Grumpy git-ness notwithstanding, this man seems to be right.
For two years, I made a lot of money for someone my age. I was miserable; the most miserable I’ve ever been in my life. This was despite having several weeks of vacation per year, buying clothes for myself almost every week, traveling at least once a month, and eating at restaurants as often as I wanted to. All this being said, I wasn’t pursuing the life that I wanted to pursue. I came into the job unfulfilled and knowing that the job would not fulfill me. (This is NOT a knock against my former job, as it taught me invaluable life skills, helped me forge life-long friendships, and is an AMAZING career for many people. I adore my company for everything it gave to me. But anyone who worked closely with me could tell you: I had taken the wrong train into the wrong territory.)
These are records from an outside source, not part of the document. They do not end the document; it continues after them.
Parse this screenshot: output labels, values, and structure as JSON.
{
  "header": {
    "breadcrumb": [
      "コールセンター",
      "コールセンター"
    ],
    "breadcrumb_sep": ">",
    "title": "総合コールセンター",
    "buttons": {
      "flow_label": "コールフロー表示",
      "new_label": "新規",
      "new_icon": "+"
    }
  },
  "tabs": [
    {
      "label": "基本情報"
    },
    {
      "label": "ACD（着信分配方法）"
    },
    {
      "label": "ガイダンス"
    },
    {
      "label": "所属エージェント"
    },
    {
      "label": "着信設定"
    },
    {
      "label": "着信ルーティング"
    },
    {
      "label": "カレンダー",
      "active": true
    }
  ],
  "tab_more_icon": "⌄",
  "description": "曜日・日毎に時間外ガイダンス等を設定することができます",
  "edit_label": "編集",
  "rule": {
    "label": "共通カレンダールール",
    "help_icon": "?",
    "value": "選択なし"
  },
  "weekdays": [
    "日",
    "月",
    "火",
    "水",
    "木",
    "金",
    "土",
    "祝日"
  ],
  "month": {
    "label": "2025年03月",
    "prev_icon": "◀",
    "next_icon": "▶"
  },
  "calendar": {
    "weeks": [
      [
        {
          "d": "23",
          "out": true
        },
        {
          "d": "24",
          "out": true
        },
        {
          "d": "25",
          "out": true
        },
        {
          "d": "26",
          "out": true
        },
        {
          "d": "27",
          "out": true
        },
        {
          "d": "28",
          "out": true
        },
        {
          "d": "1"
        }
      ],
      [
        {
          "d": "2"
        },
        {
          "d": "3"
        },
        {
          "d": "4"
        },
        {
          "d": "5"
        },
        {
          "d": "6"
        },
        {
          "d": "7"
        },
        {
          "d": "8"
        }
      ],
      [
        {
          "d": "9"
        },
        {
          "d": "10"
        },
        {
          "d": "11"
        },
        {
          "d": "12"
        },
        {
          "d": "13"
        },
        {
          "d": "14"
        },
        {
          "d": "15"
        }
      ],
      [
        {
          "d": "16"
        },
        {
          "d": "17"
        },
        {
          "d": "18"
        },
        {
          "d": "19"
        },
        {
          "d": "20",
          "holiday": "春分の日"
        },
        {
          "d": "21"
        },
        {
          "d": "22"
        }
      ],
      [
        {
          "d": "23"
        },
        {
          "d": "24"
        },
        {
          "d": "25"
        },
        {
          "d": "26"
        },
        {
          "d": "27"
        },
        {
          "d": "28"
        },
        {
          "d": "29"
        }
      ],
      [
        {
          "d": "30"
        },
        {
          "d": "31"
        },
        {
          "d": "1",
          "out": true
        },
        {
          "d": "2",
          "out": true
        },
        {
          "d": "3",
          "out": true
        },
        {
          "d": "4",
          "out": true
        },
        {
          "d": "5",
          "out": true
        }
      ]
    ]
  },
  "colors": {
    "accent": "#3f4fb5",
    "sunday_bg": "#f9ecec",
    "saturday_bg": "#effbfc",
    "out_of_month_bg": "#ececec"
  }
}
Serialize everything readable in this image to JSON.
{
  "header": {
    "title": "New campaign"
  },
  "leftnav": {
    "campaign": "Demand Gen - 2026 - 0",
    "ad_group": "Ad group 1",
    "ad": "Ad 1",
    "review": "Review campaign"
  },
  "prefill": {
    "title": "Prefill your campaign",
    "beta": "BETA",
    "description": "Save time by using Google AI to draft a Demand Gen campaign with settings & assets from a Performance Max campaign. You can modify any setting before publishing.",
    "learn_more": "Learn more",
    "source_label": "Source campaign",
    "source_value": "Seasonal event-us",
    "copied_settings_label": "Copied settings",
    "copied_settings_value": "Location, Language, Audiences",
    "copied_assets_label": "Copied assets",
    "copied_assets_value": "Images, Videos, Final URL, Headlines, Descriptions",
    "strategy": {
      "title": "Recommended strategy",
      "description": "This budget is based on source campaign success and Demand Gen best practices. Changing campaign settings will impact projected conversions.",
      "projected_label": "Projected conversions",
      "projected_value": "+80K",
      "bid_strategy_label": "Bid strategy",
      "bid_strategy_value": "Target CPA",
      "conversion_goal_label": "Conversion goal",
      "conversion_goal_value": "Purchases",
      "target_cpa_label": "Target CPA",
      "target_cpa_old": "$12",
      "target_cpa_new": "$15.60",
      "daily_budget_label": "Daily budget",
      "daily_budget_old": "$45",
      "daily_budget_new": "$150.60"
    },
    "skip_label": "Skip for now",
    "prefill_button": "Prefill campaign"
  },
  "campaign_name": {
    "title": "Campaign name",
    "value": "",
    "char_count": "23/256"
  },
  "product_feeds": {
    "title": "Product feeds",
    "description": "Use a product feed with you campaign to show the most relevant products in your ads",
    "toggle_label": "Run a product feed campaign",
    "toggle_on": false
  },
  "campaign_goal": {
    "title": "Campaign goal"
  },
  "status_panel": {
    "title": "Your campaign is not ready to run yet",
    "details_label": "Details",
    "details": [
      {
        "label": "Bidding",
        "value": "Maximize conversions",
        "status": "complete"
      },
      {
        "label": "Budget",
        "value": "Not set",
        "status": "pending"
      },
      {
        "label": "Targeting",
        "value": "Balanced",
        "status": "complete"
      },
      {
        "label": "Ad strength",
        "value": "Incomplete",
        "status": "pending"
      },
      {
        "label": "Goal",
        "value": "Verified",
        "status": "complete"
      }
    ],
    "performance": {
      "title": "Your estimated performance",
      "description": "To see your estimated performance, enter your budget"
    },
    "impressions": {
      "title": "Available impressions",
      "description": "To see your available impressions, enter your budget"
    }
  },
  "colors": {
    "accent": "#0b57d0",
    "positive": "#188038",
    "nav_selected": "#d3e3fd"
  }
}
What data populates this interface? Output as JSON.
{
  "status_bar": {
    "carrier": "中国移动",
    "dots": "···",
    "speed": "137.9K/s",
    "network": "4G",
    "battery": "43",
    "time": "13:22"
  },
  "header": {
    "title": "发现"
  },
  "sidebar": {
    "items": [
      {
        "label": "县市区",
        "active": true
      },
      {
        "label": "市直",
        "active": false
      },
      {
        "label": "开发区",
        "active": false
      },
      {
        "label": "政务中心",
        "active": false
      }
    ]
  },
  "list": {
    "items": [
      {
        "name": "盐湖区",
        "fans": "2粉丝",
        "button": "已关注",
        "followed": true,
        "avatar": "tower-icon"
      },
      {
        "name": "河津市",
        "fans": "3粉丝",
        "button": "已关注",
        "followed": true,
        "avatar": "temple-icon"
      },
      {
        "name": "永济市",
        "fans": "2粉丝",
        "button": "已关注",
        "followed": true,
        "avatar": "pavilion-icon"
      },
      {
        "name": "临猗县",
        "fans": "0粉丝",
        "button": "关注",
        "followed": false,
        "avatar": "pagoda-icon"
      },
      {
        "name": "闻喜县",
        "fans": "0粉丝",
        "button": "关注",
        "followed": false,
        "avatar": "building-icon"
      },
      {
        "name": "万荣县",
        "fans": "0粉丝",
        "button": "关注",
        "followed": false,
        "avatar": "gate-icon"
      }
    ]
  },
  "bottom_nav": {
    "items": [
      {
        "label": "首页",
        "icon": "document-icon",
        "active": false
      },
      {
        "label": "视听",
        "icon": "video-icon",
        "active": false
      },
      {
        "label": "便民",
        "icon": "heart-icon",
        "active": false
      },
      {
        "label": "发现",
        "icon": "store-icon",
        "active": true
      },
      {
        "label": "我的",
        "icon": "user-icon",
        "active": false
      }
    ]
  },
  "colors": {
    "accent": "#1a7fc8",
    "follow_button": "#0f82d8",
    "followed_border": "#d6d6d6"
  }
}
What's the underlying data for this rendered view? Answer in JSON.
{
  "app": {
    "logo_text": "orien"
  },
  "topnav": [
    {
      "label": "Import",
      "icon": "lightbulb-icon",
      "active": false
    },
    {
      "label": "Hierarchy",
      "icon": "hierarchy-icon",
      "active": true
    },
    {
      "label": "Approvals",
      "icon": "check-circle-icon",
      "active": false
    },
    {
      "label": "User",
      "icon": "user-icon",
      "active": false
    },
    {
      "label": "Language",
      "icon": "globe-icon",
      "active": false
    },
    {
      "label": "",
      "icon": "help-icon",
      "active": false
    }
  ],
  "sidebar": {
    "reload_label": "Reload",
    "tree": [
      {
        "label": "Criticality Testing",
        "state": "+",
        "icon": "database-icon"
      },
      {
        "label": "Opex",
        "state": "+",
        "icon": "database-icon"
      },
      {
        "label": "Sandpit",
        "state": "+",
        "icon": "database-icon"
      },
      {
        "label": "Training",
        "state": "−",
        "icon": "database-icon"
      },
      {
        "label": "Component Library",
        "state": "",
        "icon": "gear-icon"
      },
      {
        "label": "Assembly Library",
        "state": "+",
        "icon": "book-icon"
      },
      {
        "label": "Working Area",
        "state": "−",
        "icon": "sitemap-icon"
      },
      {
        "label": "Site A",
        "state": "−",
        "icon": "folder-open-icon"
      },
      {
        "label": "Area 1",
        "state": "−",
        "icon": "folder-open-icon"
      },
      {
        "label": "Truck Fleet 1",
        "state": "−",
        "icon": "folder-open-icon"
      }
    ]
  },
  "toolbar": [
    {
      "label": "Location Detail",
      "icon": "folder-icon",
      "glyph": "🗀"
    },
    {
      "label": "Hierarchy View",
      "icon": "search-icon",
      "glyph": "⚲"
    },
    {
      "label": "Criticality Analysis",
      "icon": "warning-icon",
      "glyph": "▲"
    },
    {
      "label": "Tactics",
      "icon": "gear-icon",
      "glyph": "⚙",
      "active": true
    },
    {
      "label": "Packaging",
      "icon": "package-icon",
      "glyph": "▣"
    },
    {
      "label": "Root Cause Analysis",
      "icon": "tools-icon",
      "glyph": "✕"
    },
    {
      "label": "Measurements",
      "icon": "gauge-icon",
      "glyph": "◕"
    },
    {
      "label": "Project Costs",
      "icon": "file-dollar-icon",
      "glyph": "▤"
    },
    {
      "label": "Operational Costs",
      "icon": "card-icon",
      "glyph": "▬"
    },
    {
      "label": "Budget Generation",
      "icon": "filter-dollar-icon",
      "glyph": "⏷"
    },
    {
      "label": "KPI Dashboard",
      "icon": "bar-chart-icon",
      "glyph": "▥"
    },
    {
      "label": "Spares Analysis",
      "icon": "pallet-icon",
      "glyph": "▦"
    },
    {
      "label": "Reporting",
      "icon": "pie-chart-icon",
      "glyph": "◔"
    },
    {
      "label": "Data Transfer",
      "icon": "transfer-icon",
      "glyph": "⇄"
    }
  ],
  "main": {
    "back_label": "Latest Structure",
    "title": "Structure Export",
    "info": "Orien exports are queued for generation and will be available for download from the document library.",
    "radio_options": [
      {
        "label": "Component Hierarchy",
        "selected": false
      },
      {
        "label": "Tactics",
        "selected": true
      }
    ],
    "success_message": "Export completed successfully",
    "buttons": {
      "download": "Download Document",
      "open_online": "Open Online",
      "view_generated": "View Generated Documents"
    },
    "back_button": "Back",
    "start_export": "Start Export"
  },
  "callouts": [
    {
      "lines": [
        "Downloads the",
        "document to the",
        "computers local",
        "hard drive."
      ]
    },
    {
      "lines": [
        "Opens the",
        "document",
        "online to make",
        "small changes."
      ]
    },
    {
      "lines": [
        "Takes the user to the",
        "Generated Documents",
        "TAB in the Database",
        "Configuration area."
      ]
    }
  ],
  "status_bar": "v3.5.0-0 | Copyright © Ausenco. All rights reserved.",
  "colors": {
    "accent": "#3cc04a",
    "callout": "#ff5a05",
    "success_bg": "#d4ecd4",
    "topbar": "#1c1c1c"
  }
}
Nowadays, I make less money. But guess what? I’m absolutely stoked on life. I still have my ups and downs and am still in pursuit of many dreams. But at least I’m on the right train now.
My partner’s current dream is to open up a facility housing both a physical therapy center and a gym. In pursuit of this, he has honed in on an impressive philosophy regarding exercise; he feels that it desperately needs more mental engagement and more program personalization. I admire him so much that I routinely embarrass both him and myself with how much I brag about him. Because I know how successful he’s going to be.
Never once has my partner talked about acquiring vast wealth. He just wants to make an impact. But with the number of people who already respect his skills at age 25, it seems that fulfillment and wealth are at his horizon. What makes me so proud is not the idea of him being wealthy. It’s the idea that I’m partnered with a man who is pursuing his life’s intended work.
Back to redefining success: it’s not about money (though we knew that, hopefully? Kinda?) – it’s about pursuing our life’s intended work, or trying to find out what our life’s intended work is, with fervor, grit, and resolve. It’s about not settling for less. Most challengingly, it’s about tuning out what’s not important.